Le recourant fait valoir que la cour cantonale est tombée dans
l'arbitraire
en retenant que sa situation s'était globalement améliorée et qu'il ne
pouvait de ce fait obtenir une réduction de la contribution
d'entretien mise
à sa charge.

3.1 La cour cantonale a considéré que pour obtenir cette réduction, le
recourant devait soit établir des faits nouveaux, soit démontrer que
la
décision de mesures protectrices reposait sur des constatations
inexactes.
Or, selon elle, il n'y avait pas eu de faits nouveaux justifiant une
réduction de la contribution d'entretien, puisque le revenu du
recourant
avait augmenté; en outre, l'arrêt du 15 juin 2001 ne contenant aucune
constatation de fait sur le point de savoir si le recourant était en
mesure
de se procurer un gain mensuel de 5'500 fr., les griefs soulevés dans
la
requête de modification ne reposaient pas sur une appréciation
erronée des
faits, mais relevaient du raisonnement juridique, lequel ne pouvait
être
réexaminé dans le cadre de l'art. 179 CC.
Cette argumentation est arbitraire sur les deux points. S'agissant du
premier, on ne peut pas dire que le revenu du recourant a augmenté:
en effet,
la contribution d'entretien litigieuse a été fixée à 700 fr. par mois
dans
l'arrêt du 15 juin 2001 sur la base d'un revenu hypothétique annuel
de 66'000
fr.; or, selon les constatations de la cour cantonale, le revenu réel
net
réalisé en 2000 et 2001 a été respectivement de 21'432 fr. 65 et
29'793 fr.
05; c'est dire que, manifestement, la situation financière du
recourant est
bien moins favorable que celle retenue dans l'arrêt du 15 juin 2001.
Quant au
second point, si l'on admet qu'il n'y a pas de constatations de fait
dans cet
arrêt concernant la capacité de gain du recourant, cela signifie que
ce
dernier ne pourra plus jamais obtenir de modification sur ce point,
ce qui
est évidemment insoutenable.

3.2 De plus, le jugement de première instance avait relevé que le
recourant
n'avait pas sollicité d'enquêtes permettant de faire la preuve de
prétendues
constatations inexactes. Il appartient certes en premier lieu au
recourant de
prouver qu'il ne lui est pas possible ou qu'on ne peut exiger de lui
qu'il
gagne davantage, en établissant par exemple qu'il a vainement tenté de
trouver une place comme travailleur dépendant ou qu'il n'aurait de
toute
façon pas gagné plus en cette qualité. Il ne peut se contenter de
renvoyer
simplement à son revenu effectif, d'autant plus lorsqu'il déclare
lui-même au
tribunal ne pas trouver toujours du travail. Cependant, en vertu de
la maxime
inquisitoire (art. 176 al. 3 CC), qui doit également profiter au
débiteur de
la contribution (ATF 128 III 411), la cour cantonale aurait dû
ordonner
d'office l'administration de tous les moyens de preuve propres à
établir les
faits pertinents pour fixer la contribution d'entretien, et exiger en
particulier du recourant qu'il collabore activement à cet effet (même
arrêt,
consid. 3.2.1, p. 413).

4.
Au vu de ce qui précède, le recours doit être admis et l'arrêt attaqué
annulé.

L'intimée, qui succombe, doit supporter les frais judiciaires (art.
156 al. 1
OJ) et verser des dépens au recourant (art. 159 al. 1 OJ).
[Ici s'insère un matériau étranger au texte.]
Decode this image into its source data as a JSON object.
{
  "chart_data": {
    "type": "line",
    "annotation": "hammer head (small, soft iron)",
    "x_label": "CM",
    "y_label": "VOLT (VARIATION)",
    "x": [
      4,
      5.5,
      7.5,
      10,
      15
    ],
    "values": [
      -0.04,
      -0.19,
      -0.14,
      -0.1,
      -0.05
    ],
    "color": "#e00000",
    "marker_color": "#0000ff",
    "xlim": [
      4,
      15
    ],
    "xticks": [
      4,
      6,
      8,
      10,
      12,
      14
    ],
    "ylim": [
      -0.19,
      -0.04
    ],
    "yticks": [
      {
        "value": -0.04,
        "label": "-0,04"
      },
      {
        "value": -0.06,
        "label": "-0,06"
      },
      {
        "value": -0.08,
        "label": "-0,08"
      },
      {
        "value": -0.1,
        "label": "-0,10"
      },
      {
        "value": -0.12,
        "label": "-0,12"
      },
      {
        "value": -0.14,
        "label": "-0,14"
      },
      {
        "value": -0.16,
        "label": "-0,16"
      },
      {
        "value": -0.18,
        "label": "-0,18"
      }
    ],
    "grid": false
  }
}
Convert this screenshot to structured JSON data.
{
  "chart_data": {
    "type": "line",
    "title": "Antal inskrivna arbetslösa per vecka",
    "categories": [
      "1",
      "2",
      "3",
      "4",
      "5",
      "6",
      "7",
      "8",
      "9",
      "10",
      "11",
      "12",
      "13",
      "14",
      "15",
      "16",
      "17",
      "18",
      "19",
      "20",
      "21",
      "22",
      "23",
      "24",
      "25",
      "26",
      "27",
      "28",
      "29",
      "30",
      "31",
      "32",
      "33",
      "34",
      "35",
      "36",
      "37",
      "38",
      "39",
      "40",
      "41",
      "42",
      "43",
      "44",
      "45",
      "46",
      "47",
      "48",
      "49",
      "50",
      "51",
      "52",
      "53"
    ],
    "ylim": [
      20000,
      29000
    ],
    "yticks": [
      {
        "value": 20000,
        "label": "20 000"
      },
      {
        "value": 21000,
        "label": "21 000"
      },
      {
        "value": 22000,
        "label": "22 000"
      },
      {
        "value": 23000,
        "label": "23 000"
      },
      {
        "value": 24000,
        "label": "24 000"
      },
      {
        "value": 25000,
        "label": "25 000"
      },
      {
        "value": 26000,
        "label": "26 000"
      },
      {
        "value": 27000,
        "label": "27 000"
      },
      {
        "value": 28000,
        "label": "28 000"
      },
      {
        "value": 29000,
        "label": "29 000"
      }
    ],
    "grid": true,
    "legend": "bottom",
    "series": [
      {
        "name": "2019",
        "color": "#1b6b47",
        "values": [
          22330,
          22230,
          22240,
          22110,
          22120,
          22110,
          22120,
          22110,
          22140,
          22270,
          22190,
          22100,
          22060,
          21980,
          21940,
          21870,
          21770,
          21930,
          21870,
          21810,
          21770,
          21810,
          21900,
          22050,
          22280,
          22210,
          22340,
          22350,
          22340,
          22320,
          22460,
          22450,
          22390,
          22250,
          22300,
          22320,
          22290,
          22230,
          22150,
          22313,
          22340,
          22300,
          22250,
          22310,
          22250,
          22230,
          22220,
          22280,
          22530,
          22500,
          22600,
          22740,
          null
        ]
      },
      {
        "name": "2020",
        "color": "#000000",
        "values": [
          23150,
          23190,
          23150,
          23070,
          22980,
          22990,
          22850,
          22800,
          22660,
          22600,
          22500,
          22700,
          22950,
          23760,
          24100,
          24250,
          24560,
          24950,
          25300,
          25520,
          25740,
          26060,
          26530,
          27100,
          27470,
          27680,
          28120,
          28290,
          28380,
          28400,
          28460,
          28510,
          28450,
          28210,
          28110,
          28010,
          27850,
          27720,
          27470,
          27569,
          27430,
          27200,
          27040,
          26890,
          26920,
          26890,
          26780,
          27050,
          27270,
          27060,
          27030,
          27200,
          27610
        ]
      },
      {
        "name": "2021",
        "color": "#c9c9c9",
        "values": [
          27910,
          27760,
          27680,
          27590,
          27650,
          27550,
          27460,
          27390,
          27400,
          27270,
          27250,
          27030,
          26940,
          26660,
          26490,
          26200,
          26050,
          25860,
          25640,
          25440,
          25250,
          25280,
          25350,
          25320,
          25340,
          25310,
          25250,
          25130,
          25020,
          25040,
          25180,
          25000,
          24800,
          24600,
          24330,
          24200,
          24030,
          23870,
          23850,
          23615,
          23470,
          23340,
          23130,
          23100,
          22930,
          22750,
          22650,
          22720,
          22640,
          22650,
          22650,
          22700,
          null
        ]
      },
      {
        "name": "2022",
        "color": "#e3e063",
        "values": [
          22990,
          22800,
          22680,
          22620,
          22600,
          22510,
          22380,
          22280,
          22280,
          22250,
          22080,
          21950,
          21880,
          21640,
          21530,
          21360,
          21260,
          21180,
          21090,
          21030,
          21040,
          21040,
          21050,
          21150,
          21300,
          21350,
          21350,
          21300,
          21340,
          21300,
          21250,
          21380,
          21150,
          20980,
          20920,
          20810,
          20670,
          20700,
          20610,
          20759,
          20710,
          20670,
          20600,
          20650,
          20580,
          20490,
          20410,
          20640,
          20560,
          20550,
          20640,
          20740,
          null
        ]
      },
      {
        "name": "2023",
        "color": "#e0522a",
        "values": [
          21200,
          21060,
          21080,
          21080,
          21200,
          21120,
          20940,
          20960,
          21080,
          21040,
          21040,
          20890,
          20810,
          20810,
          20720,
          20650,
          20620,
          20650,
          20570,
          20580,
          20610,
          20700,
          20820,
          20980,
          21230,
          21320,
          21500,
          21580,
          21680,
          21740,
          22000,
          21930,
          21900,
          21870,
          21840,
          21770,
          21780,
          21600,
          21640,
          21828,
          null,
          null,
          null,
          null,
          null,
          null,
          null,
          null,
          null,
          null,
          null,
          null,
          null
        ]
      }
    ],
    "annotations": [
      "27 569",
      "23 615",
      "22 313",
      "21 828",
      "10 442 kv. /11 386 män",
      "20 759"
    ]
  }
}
Par ces motifs, le Tribunal fédéral prononce:

1.
Le recours est admis et l'arrêt attaqué est annulé.

2.
Un émolument judiciaire de 2'000 fr. est mis à la charge de l'intimée.

3.
L'intimée versera au recourant une indemnité de 2'000 fr. à titre de
dépens.

4.
Le présent arrêt est communiqué en copie aux mandataires des parties
et à la
Chambre civile de la Cour de justice du canton de Genève.

Lausanne, le 27 février 2003

Au nom de la IIe Cour civile
du Tribunal fédéral suisse

Le président: Le greffier:


Synthèse
Numéro d'arrêt : 5P.387/2002
Date de la décision : 27/02/2003
2e cour civile

Origine de la décision
Date de l'import : 14/10/2011
Identifiant URN:LEX : urn:lex;ch;tribunal.federal.suisse;arret;2003-02-27;5p.387.2002 ?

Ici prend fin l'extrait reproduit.